Troopers responded at 5: 50 p.m. Thursday to a complaint about a man with a gun in the 2800 block of Cedarhurst Road, according to Danz. The complaint came from several teen-agers.

"The kids said the suspect had pointed a long-barreled shotgun at them when they saw him taking a wheelbarrow from a back yard," Danz said.

Troopers, including a police dog unit, happened to be directing traffic nearby at Routes 140 and 91 because of a storm-related traffic signal outage, Danz said.

"They were on the scene very quickly because Cedarhurst Road is only about a block away," he said.

Additional troopers, including Danz, raced from the barracks in Westminster and sealed off the area before troopers John Carhardt and Scott Angstadt and their dogs, Ajax and Celo, began a search, starting at the wheelbarrow.

The dogs followed a scent down a trail to a creek, Angstadt said.

"That's when we heard two gunshots," Angstadt said. "I can't say they were fired at us, but we took cover."

Splitting up, the troopers and their dogs continued the search, and Ajax soon found the suspect hiding under a large log, Angstadt said.

Ajax (pronounced "eye-axe,") did what he was trained to do, the trooper said.

"Our dogs are trained to apprehend a suspect by biting and holding until called off by the handler," Angstadt said. "They don't bite multiple times in multiple areas," he said. "They bite and hold. If a suspect shakes free of the dog, or knocks the dog away, the dog will continue attacking."

When a dog is called off an attack, it can go into a guarding mode, barking and intimidating the suspect so he will not flee, or it can be given another command calling it back to the handler, Angstadt said.

A search of the area late Thursday and early Friday failed to find any weapon, Danz said. Remnants of a bottle rocket were found and could account for the sounds the troopers heard, Danz said.

Clarence "Buddy" Beall, an assistant state's attorney, said the assault charge was filed against the teen-ager after a preliminary investigation.

"He might have been playing a prank, trying to scare the other kids," Beall said.

Not finding a weapon would not preclude prosecution for assault, Beall said.

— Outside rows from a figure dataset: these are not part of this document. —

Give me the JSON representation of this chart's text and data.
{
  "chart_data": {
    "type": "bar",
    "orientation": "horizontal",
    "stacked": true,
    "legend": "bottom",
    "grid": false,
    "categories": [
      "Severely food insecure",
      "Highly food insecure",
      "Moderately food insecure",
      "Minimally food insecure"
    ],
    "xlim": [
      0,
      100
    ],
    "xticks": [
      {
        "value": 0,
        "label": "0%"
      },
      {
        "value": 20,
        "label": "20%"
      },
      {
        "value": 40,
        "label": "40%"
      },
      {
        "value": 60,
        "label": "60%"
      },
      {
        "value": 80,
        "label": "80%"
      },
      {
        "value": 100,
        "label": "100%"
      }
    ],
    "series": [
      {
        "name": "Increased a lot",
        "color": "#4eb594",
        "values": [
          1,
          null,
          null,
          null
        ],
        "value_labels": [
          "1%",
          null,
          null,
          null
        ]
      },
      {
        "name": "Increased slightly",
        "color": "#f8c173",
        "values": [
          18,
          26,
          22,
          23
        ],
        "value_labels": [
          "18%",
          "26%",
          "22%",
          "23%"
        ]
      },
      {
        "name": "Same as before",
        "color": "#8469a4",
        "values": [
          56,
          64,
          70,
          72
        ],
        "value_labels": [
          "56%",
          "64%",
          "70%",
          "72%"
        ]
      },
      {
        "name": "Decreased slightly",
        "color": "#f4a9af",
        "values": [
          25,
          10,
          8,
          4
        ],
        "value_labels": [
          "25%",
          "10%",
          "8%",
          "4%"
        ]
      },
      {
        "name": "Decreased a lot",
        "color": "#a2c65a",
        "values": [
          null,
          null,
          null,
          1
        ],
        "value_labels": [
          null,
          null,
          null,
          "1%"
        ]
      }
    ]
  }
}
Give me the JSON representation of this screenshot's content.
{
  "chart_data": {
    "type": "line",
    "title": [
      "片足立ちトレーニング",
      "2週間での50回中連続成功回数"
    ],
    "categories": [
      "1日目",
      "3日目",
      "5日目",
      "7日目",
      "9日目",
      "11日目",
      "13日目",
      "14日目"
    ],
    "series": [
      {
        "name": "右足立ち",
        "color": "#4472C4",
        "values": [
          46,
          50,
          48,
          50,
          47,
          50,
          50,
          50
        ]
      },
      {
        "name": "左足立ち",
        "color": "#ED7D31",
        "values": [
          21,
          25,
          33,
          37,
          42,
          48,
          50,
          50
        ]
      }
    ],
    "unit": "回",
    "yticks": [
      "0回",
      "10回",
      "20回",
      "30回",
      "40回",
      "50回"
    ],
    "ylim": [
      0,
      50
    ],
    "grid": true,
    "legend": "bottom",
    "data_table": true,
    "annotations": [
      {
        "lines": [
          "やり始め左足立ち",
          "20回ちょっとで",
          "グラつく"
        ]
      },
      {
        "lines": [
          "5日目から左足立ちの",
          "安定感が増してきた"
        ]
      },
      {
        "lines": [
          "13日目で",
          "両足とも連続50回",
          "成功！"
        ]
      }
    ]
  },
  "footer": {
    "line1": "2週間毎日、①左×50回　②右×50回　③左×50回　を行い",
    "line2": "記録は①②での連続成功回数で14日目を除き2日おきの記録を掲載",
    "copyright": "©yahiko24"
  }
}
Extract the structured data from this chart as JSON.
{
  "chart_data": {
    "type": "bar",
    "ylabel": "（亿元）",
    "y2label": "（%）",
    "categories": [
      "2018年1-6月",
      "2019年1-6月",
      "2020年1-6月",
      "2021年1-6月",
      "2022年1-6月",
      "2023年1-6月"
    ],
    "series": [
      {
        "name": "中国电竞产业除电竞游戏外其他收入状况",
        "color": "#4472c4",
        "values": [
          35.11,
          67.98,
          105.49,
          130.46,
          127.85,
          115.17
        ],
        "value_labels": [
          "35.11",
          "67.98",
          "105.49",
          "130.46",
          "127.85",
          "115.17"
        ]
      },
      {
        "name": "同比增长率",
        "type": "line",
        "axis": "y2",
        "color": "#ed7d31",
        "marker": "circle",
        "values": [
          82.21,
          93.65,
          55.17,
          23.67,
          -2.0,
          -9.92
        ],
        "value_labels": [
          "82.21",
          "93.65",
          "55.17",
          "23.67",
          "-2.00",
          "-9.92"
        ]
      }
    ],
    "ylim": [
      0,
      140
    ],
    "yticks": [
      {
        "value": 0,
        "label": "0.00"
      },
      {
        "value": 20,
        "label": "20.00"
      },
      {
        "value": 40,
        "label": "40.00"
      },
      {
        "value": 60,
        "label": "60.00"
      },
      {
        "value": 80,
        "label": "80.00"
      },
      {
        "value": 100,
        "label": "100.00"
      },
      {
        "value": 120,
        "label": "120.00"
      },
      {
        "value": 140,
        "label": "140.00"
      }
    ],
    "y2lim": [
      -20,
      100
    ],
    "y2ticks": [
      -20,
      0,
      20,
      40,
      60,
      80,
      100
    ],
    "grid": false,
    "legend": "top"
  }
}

"If it is a prank, it's pretty scary in light of the number of shooting rampages across the country," he said. "Maybe he was doing it for kicks, but police and those of us who deal with these situations have to treat it like a real threat."

The juvenile was released to one of his parents, Beall said.

"If the investigation shows this incident was not a prank and something more serious, the boy could be charged as an adult," he said.